Defected CFTR proteins can arise from various types of mutation; there are over 1500 possible types. Classification of mutation types distinguishes the effect the mutation has on the CFTR protein. There are 6 classes of mutation; Class I, II, and III lead to the absence of CFTR or significant depletion of useful CFTR. Class I mutations result in CFTR not being synthesised, by inhibiting mRNA transcription. Class II result in the protein being inadequately processed, preventing localization. Class III mutations result in CFTR not being regulated. Class IV mutations produce CFTR that shows abnormal conductance; thus, the protein is still functional. Class V mutations also lead to CFTR that is partially defective and so chloride ion transport ability is reduced leading to a splicing defect.

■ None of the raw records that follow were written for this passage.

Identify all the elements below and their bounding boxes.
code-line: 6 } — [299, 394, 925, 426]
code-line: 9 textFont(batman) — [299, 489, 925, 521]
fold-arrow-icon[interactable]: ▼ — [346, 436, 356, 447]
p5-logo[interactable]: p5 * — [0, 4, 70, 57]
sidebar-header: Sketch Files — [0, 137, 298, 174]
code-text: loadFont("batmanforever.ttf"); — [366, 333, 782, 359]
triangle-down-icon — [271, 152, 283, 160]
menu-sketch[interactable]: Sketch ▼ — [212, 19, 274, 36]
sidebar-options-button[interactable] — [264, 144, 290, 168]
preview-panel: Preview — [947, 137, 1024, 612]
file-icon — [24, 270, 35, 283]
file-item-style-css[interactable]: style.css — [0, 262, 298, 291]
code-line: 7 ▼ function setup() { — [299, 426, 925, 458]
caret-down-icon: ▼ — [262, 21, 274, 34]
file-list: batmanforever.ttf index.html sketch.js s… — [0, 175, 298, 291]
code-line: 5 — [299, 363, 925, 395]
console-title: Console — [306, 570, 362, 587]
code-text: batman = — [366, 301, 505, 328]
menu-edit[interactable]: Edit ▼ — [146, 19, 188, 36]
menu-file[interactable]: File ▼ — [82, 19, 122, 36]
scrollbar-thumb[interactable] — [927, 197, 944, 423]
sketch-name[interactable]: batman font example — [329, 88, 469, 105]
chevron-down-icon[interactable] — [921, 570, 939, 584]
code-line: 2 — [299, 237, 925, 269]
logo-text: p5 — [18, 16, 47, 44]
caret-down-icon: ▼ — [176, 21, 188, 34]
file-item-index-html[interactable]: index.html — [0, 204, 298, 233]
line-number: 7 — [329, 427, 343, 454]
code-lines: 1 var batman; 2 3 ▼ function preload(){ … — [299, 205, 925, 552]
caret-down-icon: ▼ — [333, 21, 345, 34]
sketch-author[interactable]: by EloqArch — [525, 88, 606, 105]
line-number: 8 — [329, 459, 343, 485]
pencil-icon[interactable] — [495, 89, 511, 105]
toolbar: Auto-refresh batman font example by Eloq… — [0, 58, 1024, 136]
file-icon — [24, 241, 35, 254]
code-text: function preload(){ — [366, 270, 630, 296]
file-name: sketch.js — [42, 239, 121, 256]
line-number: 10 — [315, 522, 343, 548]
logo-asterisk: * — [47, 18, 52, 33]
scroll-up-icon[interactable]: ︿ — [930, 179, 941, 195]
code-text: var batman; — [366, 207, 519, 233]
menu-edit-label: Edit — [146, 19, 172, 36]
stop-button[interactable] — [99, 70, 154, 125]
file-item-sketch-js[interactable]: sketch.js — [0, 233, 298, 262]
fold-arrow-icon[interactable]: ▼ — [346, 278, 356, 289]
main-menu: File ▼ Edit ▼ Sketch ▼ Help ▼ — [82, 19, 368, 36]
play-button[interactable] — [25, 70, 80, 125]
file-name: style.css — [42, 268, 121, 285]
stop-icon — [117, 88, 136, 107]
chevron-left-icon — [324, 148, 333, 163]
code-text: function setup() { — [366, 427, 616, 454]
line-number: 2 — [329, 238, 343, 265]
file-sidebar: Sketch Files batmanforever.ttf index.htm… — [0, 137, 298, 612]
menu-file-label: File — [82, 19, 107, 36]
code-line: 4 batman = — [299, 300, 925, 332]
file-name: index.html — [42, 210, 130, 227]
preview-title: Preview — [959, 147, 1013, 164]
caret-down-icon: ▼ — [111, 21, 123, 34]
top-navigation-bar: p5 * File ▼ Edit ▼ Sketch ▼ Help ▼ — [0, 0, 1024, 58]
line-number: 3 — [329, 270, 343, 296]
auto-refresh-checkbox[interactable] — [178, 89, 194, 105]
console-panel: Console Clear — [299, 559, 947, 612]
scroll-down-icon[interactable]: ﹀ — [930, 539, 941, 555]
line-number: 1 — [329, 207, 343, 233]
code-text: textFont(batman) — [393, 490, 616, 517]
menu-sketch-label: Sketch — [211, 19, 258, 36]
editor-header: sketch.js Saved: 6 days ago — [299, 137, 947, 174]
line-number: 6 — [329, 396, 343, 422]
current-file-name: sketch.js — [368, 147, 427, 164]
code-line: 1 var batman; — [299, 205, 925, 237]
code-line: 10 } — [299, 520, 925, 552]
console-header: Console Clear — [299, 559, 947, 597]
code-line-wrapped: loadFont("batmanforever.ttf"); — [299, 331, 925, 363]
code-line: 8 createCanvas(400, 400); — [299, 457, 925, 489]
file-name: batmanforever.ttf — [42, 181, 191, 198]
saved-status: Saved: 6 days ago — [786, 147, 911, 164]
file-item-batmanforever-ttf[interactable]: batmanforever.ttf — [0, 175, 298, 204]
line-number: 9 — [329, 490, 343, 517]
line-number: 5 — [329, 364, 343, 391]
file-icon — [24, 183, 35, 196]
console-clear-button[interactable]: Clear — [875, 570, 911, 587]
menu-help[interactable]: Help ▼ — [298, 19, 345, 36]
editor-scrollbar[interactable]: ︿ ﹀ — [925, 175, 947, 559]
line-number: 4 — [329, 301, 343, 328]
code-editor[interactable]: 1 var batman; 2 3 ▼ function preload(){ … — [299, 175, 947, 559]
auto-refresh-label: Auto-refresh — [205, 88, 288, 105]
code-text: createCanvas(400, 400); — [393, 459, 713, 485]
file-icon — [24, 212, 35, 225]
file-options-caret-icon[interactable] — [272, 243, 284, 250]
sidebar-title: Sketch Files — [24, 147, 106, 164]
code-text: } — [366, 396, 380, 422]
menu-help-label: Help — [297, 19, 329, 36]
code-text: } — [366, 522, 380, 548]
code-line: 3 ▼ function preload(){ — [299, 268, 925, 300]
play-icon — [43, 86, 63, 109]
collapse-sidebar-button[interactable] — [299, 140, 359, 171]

Following a function CFTR protein being present, class VI mutations result in accelerated degradation.

 

 Regular mutations are ΔF508, G542X, G551D, N1303K, W1282X, with the rest accounting to 27.5% of cystic fibrosis cases.  ΔF508 is the most common mutation of CFTR caused by the deletion of phenylalanine in the 508th position, producing a class II mutation. ΔF508 accounts for two thirds of cystic fibrosis case causes in North America and northern Europe.

 

At the 507th position ATC nucleotides will be found normally, this forms the template for the isoleucine mRNA codon AUC. The 508th position should normally have TTT which forms the UUU (phenylalanine) template. In cystic fibrosis, the C-G pair from position 507 and the T-A from position 508 are deleted, as a result the sequence ATT forms at position 507. The mRNA AUU forms, this is also an isoleucine codon, thus position 507 has the correct amino acid but phenylalanine is deleted at position 508.  Deletion of phenylalanine impairs apprehended as to why this causes protein misfolding. The mutant protein cannot traffic out of the endoplasmic reticulum and so the proteasome degrades it. Absence of CFTR protein in the membrane, caused by an organism having two complements of the mutation, inhibits indispensable ion transport.

 

Mutations that result in premature stop codons produce truncated proteins whilst other mutations can produce CFTR that do not use ATP functionally, proteins that limit ion flow and sometimes not enough CFTR is produced. If CFTR cannot function correctly, chloride ions will accumulate at high levels in the intracellular space and sodium ion movement regulation will be limited. This reverses the normal osmotic gradient, and depletes the concentration of ions present in the airway surface liquid.

 

There are several theories as to how the defective gene causes the clinical effects. The low volume hypothesis proposes that symptoms are as a result of the dysfunctional CFTR gene producing ion channels that influence a high concentration of sodium ions in the airways.